Methodology: This retrospective study included women patients who underwent liquid-based cytologic test (LBC), HPV test, leucorrhea routine test, or routine urine test at the China-Japan Friendship Hospital between October 2019 and January 2020. A cut-off of 45 years was used as the cut-off age for menopause. The positivity and subtypes of HPV were determined using a chip-based assay. Vaginal microflora was determined using an HB-2012a flow-through hybridization instrument.

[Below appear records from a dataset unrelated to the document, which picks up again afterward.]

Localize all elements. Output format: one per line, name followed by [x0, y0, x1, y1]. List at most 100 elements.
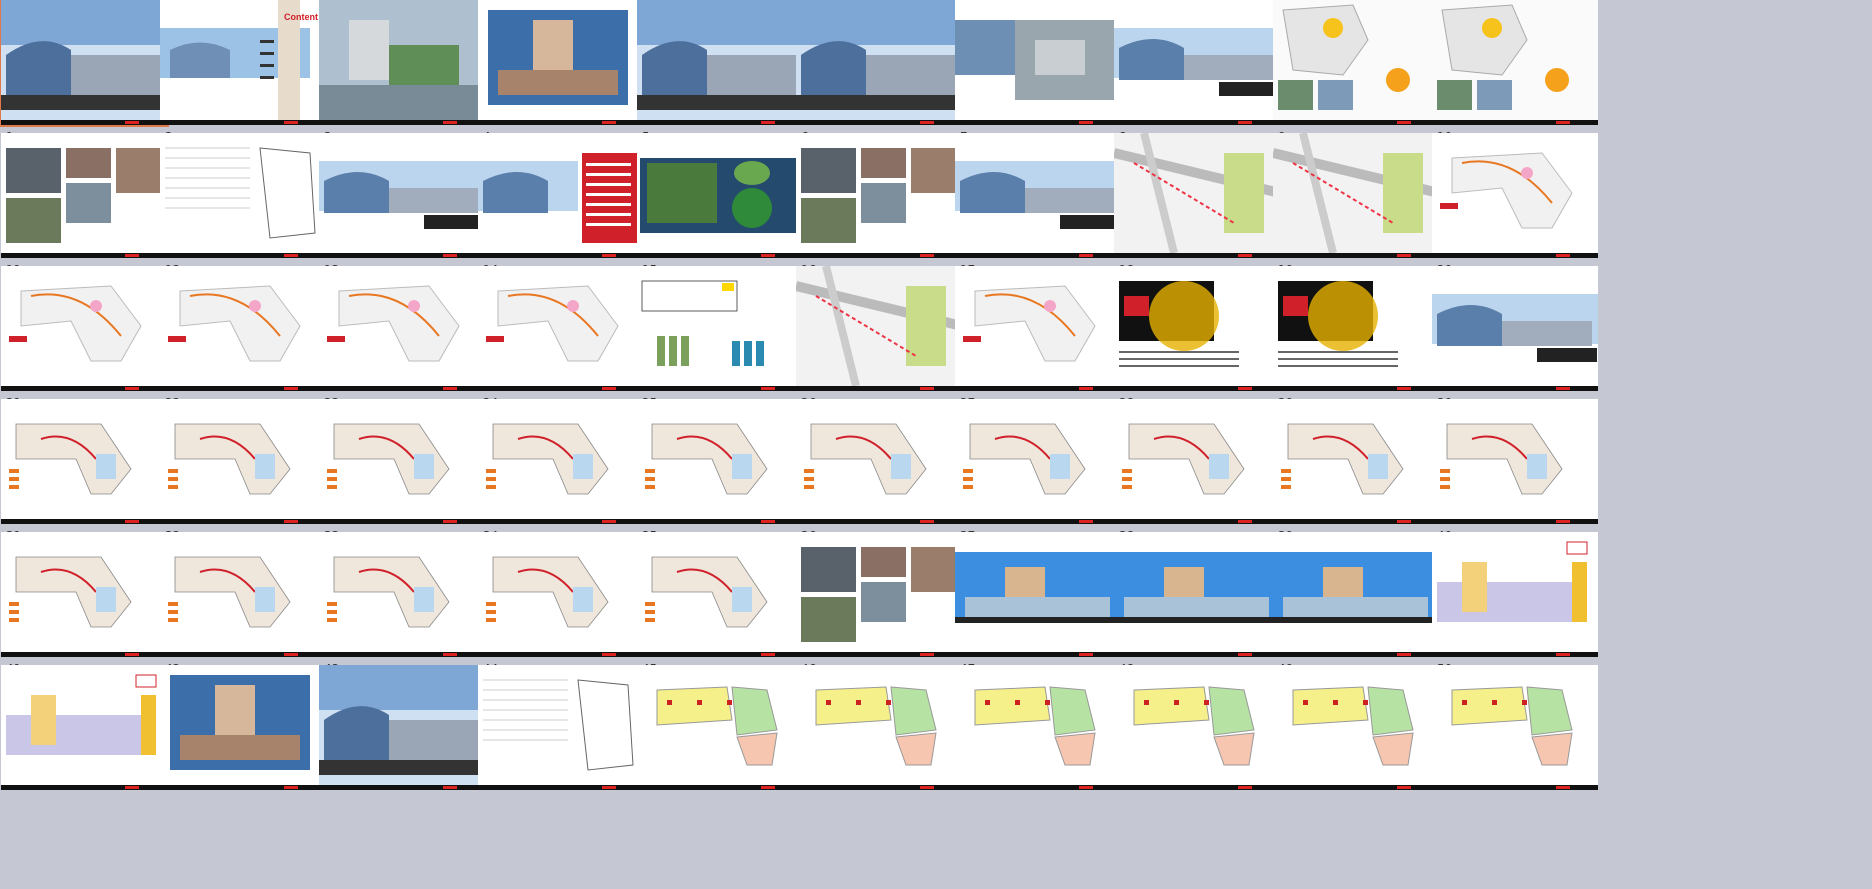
slide-preview[interactable]: [160, 399, 326, 524]
slide-preview[interactable]: [319, 665, 485, 790]
slide-footer-bar: [1114, 253, 1280, 258]
slide-preview[interactable]: [319, 399, 485, 524]
slide-preview[interactable]: [637, 665, 803, 790]
slide-footer-bar: [319, 785, 485, 790]
slide-footer-bar: [637, 386, 803, 391]
slide-graphic: [637, 665, 803, 785]
slide-preview[interactable]: [796, 532, 962, 657]
slide-footer-bar: [160, 519, 326, 524]
slide-preview[interactable]: [478, 0, 644, 125]
slide-graphic: [478, 0, 644, 120]
slide-footer-bar: [1432, 120, 1598, 125]
slide-preview[interactable]: [1273, 532, 1439, 657]
slide-preview[interactable]: [637, 266, 803, 391]
slide-preview[interactable]: [478, 399, 644, 524]
slide-footer-bar: [478, 120, 644, 125]
slide-preview[interactable]: [1273, 0, 1439, 125]
slide-preview[interactable]: [478, 532, 644, 657]
slide-preview[interactable]: [319, 133, 485, 258]
slide-preview[interactable]: [1, 665, 167, 790]
slide-graphic: [160, 399, 326, 519]
slide-footer-bar: [1273, 253, 1439, 258]
slide-preview[interactable]: [955, 0, 1121, 125]
slide-preview[interactable]: [1, 133, 167, 258]
slide-graphic: [160, 532, 326, 652]
slide-preview[interactable]: [796, 399, 962, 524]
slide-preview[interactable]: [637, 399, 803, 524]
slide-preview[interactable]: [1114, 266, 1280, 391]
slide-graphic: [955, 399, 1121, 519]
slide-graphic: [1, 532, 167, 652]
slide-footer-bar: [478, 386, 644, 391]
slide-graphic: [1432, 0, 1598, 120]
slide-preview[interactable]: [955, 399, 1121, 524]
slide-preview[interactable]: [796, 133, 962, 258]
slide-preview[interactable]: [478, 665, 644, 790]
slide-preview[interactable]: [160, 665, 326, 790]
slide-preview[interactable]: [1114, 399, 1280, 524]
slide-graphic: [955, 161, 1121, 229]
slide-thumbnail-60[interactable]: [1431, 665, 1621, 823]
slide-graphic: [1114, 665, 1280, 785]
slide-footer-bar: [1, 785, 167, 790]
slide-preview[interactable]: [955, 133, 1121, 258]
slide-preview[interactable]: [1273, 399, 1439, 524]
slide-preview[interactable]: [1273, 266, 1439, 391]
slide-preview[interactable]: [1432, 0, 1598, 125]
slide-footer-bar: [1432, 386, 1598, 391]
slide-preview[interactable]: [1114, 532, 1280, 657]
slide-preview[interactable]: [319, 266, 485, 391]
slide-footer-bar: [796, 519, 962, 524]
slide-footer-bar: [478, 519, 644, 524]
slide-preview[interactable]: [1114, 133, 1280, 258]
slide-preview[interactable]: [1432, 133, 1598, 258]
slide-preview[interactable]: [955, 266, 1121, 391]
slide-preview[interactable]: [160, 532, 326, 657]
slide-preview[interactable]: [319, 532, 485, 657]
slide-preview[interactable]: [1, 399, 167, 524]
slide-graphic: [160, 266, 326, 386]
slide-preview[interactable]: [1114, 0, 1280, 125]
slide-footer-bar: [1114, 652, 1280, 657]
slide-preview[interactable]: [1273, 133, 1439, 258]
slide-graphic: [319, 161, 485, 229]
slide-preview[interactable]: [796, 266, 962, 391]
slide-graphic: [1, 665, 167, 785]
slide-graphic: [1432, 399, 1598, 519]
slide-preview[interactable]: [319, 0, 485, 125]
slide-footer-bar: [1432, 519, 1598, 524]
slide-preview[interactable]: Content: [160, 0, 326, 125]
slide-footer-bar: [319, 652, 485, 657]
slide-graphic: [955, 665, 1121, 785]
slide-graphic: [1273, 532, 1439, 652]
slide-preview[interactable]: [1114, 665, 1280, 790]
slide-footer-bar: [796, 785, 962, 790]
slide-preview[interactable]: [1432, 266, 1598, 391]
slide-preview[interactable]: [1, 266, 167, 391]
slide-preview[interactable]: [1273, 665, 1439, 790]
slide-footer-bar: [637, 785, 803, 790]
slide-graphic: [1432, 532, 1598, 652]
slide-preview[interactable]: [160, 266, 326, 391]
slide-preview[interactable]: [160, 133, 326, 258]
slide-preview[interactable]: [478, 266, 644, 391]
slide-graphic: [1432, 133, 1598, 253]
slide-preview[interactable]: [1432, 399, 1598, 524]
slide-preview[interactable]: [1432, 665, 1598, 790]
slide-preview[interactable]: [637, 0, 803, 125]
slide-preview[interactable]: [637, 133, 803, 258]
slide-preview[interactable]: [478, 133, 644, 258]
slide-preview[interactable]: [955, 665, 1121, 790]
slide-preview[interactable]: [0, 0, 169, 127]
slide-preview[interactable]: [955, 532, 1121, 657]
slide-graphic: [478, 399, 644, 519]
slide-footer-bar: [1114, 120, 1280, 125]
slide-graphic: [1273, 133, 1439, 254]
slide-footer-bar: [319, 120, 485, 125]
slide-preview[interactable]: [796, 665, 962, 790]
slide-graphic: [640, 158, 800, 233]
slide-preview[interactable]: [1432, 532, 1598, 657]
slide-preview[interactable]: [637, 532, 803, 657]
slide-preview[interactable]: [1, 532, 167, 657]
slide-preview[interactable]: [796, 0, 962, 125]
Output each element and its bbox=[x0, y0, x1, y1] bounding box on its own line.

Results: A total of 132 patients were included in this study. 97 patients were younger than 45 years of age, with a median age of 35 (8.0), and 35 patients ≥ 45 years of age, with a median age of 55 (11.0). There were no significant differences in cytology, type of cervical lesion, HPV type, and common pathogens of the reproductive tract (all p > 0.05). The multivariable analysis showed that only HPV-16 infection lesions (OR: 2.825, 95% CI: 1.121-7.120, p = 0.028), Chlamydia trachomatis infection (OR: 0.142, 95% CI: 0.024-0.855, p =0.033), and Mycoplasma infection (OR: 7.750, 95% CI: 1.603-37.474, p = 0.011) were independent risk factors for cervical precancerous lesions. The menopausal status (with age < 45 or > 45 years as its surrogate) was not associated with cervical precancerous lesions.

Conclusions: Menopause was not associated with cervical precancerous lesions. The results suggest that the prevention and treatment of HPV-16, Chlamydia trachomatis infection, and Mycoplasma infection could be significant to prevent the occurrence of cervical precancerous lesions.